White House press secretary Jen Psaki on Friday was grilled on President Biden’s decision to agree to a summit with Russian President Vladimir Putin without setting conditions — with one reporter asking if the decision could be seen as “weakness.”

The president offered a summer summit in Europe during a Thursday call with Putin after Biden appeared to blink on a decision to send warships to the Black Sea over Russian aggression in Ukraine. The Pentagon ordered a U-turn by two US destroyers.

A reporter asked Psaki at her daily press briefing, “Why would you announce a summit intention without a commitment? … A high-level meeting of this sort is often a point of leverage with the world leader … why aren’t there conditions?”

Psaki didn’t directly answer the question. She instead said Biden warned Putin of consequences for misdeeds in the Thursday call — which followed new US sanctions and the expulsion of 10 Russian diplomats over alleged hacking.

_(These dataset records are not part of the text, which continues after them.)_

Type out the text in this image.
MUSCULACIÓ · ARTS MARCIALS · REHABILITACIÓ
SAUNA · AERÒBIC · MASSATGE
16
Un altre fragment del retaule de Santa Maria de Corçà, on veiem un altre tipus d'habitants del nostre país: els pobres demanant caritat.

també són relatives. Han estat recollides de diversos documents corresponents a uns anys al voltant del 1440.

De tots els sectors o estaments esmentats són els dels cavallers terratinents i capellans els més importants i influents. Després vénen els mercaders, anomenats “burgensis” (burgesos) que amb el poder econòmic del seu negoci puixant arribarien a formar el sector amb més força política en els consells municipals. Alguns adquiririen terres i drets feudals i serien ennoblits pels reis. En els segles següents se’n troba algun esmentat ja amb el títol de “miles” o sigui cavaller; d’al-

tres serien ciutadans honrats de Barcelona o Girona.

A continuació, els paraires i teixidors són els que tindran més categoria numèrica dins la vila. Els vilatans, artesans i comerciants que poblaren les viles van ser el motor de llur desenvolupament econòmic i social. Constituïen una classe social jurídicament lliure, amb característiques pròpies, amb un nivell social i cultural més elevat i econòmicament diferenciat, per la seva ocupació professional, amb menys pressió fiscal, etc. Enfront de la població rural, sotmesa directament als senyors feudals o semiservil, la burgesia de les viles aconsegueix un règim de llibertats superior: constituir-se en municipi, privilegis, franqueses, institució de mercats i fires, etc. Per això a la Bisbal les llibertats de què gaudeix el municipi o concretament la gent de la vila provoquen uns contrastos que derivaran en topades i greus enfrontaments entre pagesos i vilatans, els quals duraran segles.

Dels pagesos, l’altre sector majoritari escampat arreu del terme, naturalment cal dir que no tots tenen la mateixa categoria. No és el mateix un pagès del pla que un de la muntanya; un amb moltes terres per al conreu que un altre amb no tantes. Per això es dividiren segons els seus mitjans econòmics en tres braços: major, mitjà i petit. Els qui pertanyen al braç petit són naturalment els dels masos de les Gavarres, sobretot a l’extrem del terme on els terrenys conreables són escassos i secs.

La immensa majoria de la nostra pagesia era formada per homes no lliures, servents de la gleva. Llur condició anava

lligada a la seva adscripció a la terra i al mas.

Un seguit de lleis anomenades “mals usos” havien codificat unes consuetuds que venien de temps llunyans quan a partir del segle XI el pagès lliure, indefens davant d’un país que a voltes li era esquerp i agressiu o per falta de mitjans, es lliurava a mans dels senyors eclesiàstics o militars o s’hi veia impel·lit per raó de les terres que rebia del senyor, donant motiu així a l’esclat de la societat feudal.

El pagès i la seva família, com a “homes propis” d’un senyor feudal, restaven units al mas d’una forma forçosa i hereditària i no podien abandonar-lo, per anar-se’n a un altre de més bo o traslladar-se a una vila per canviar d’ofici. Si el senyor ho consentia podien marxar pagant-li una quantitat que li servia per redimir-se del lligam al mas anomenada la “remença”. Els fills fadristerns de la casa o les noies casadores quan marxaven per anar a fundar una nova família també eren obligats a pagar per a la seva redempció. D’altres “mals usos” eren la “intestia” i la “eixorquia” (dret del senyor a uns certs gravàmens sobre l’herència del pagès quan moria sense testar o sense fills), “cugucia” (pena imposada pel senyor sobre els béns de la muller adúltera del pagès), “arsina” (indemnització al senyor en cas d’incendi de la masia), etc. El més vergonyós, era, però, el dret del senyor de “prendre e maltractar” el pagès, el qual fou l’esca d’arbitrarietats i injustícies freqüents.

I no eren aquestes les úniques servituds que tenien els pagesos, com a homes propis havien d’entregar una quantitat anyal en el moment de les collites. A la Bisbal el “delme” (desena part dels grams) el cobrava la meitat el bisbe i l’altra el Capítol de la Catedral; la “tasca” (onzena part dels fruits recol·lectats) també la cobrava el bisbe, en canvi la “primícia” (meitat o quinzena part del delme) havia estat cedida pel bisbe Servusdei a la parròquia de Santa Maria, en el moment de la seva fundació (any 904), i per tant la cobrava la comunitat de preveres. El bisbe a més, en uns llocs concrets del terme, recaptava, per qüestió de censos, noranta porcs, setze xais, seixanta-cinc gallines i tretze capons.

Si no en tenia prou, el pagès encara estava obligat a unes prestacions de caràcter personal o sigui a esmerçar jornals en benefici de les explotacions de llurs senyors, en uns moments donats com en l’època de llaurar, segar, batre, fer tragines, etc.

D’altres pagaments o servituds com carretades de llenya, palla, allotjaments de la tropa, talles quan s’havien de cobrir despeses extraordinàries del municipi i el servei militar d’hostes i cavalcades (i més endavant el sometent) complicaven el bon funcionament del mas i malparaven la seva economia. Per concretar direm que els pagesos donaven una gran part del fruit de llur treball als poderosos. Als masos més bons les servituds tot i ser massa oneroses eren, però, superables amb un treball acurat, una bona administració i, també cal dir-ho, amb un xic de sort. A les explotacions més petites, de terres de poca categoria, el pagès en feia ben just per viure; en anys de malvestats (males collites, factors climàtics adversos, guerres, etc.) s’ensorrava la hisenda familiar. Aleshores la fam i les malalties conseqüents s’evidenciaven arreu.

Biden was “clear that there would be consequences for the actions, whether it was the hacking of SolarWinds or other problematic behavior by Russian leadership. And the president offered that … to send the message that we will have disagreement, we’re not going to hold back on that. But our objective is to have a predictable and stable relationship,” Psaki said.

A reporter asked whether the decision for President Biden to agree to a summit with Vladimir Putin without setting conditions could be seen as “weakness.” REUTERS/Carlos Barria

The reporter pressed Psaki, saying that if Putin had rejected the conditions-free summit offer, “wouldn’t that indicate some weakness on the part of the American administration here?”

Psaki replied, “I think the president’s view is that Russia is on the outside of the global community in many respects at this point in time. It’s the G7, not the G8 … We’ve put sanctions in place in order to send a clear message that there should be consequences for the actions. The Europeans have also done that. What the president is offering is a bridge back. And so certainly he believes it’s in their interest to take him up on that offer.”

The possible summit with Putin may be Biden’s first overseas trip as president — a potential PR boon to the Kremlin strongman.

White House press secretary Jen Psaki delivers a daily press briefing to reporters on April 16, 2021. EPA/Stefani Reynolds

Psaki was not directly asked about the Pentagon pulling back the destroyers from the Black Sea. But she was pressed on Biden’s omission of any mention of jailed Russian opposition leader Alexei Navalny from his Friday afternoon remarks announcing a possible summit.

“[Biden] was announcing steps in reaction to the other parts of the review. We had already announced sanctions as a related to Alexei Navalny,” she said.

Psaki’s press conference occurred at the same time Russia’s foreign ministry was announcing the expulsion of 10 US diplomats in answer to the US expulsion of the same number of Russian diplomats on Thursday.

The president offered a summer summit in Europe during a Thursday call with Russian President Vladimir Putin. Alexei Druzhinin/Pool via AP

Although Biden as a candidate routinely attacked then-President Donald Trump for not punishing Russia after a report last year that Moscow may have offered bounties to kill US troops in Afghanistan, he didn’t mention the issue Thursday after a US intelligence assessment that there was only low or moderate confidence in that allegation.

A Putin summit carries political risk for Biden. Trump met with Putin in 2018 in Helsinki, Finland, and received widespread criticism of his remarks appearing to accept Putin’s denial of hacking Democrats in 2016. Trump said he misspoke.